ITF, InterManager and Norwegian unions unite to condemn Full City decision

 Full City. Photo: Kystverket

Full City ran aground in southern Norway in July. Photo: Kystverket

InterManager, the ITF and Norwegian seafarers’ trade unions Oct. 15 joined to condemn what they are calling the worst case of seafarer victimisation since the Hebei Spirit.

According to the ITF, InterManager, the Norsk Sjømannsforbund, the Norsk Sjøoffisersforbund, and Det norske maskinistforbund, the treatment of two officers of the ship Full City, who were arrested in Norway when it ran aground at the end of July spilling some of its bunker fuel, is “legally and morally indefensible”.

The two men, Zong Aming and Qiland Lu, were expected to be allowed to return home to China this week but in a surprise u-turn the appeal court reversed an earlier court decision and altered their bail conditions to keep them in the country pending a trial for negligence that is unlikely to be held until next year.

Roberto Giorgi, President of InterManager commented: “This is looking all too much like another Hebei Spirit, where seafarers doing their job are hauled in front of a court to satisfy an illusory public requirement that someone gets punished when oil leaks onto water. This automatic reaching for the handcuffs is emphatically not the way to solve the fact that sometimes ships get into trouble, and actively undermines all the efforts everyone in shipping puts into making sure that safe is made paramount. Norway, a nation that understands safe shipping more than most, has shot itself in the foot by pandering to ignorance of the realities and a desire to blame someone, anyone, when things go wrong.”

David Cockroft, ITF General Secretary, added: “The criminalisation of seafarers – the vilification of workers for accidents that may be beyond their control – is one of the ugliest developments in shipping. We all support the investigation of accidents, the learning of lessons from them and the identification of blame where it is truly found to have played a part, but this goes beyond that. Sadly, it appears that once again we are looking at a knee-jerk response to an incident, which, more sadly still, is happening in the country where you’d least expect it.”

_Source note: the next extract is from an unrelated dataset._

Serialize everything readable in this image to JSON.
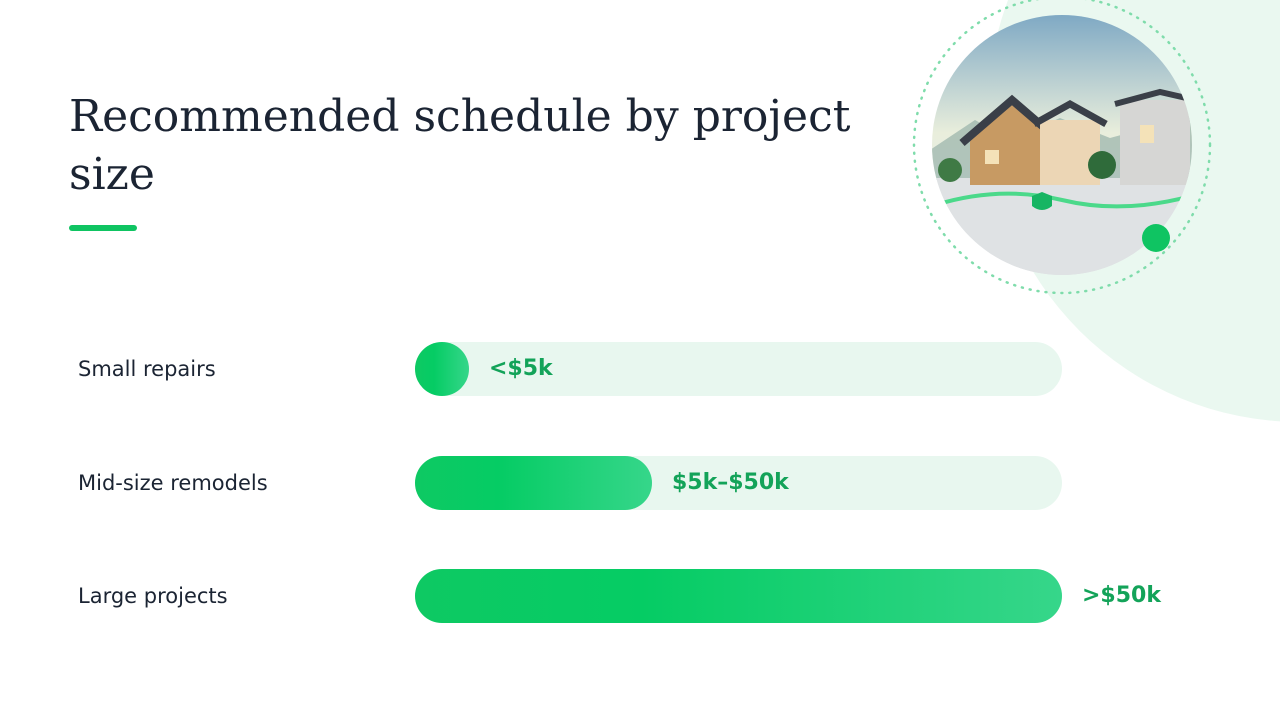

Captain Hans Sande, Director of the Norsk Sjøoffisersforbund (Norwegian Maritime Officers’ Association) explained: “There is a wealth of maritime experience in Norway and we hope that some of it will find its way into the judicial process. If that happens the court case will be dropped and the normal maritime investigation processes will be free to take action unfettered by political considerations or nods to public opinion. If common sense prevails then the lessons of the grounding will be identified and learned, and the cargoes that we all rely on to sustain our way of life in every country in the world will travel that little bit more safely. If not we will once again see, not just the criminalisation of these two men, but a new generation of potential ship’s officers deciding that the job isn’t worth the  risk of being unfairly pilloried that increasingly seems to come with it.”

Johnny Hansen, Vice President of the Norsk Sjømannsforbund (Norwegian Seafarers Union) also added his voice to today’s protest, describing the Full City case as “an inexplicable over-use of law that is wholly removed from the realities of the actual case.”

Hilde Gunn Avløyp, General Secretary of Det norske maskinistforbund (Norwegian Union of Marine Engineers) added that: “It is impossible to understand how, when the court in Telemark ruled that both men could have their passports back and return home on payment of a bail sum of around US$172,000, they now are to be kept in Norway and their passports withheld.”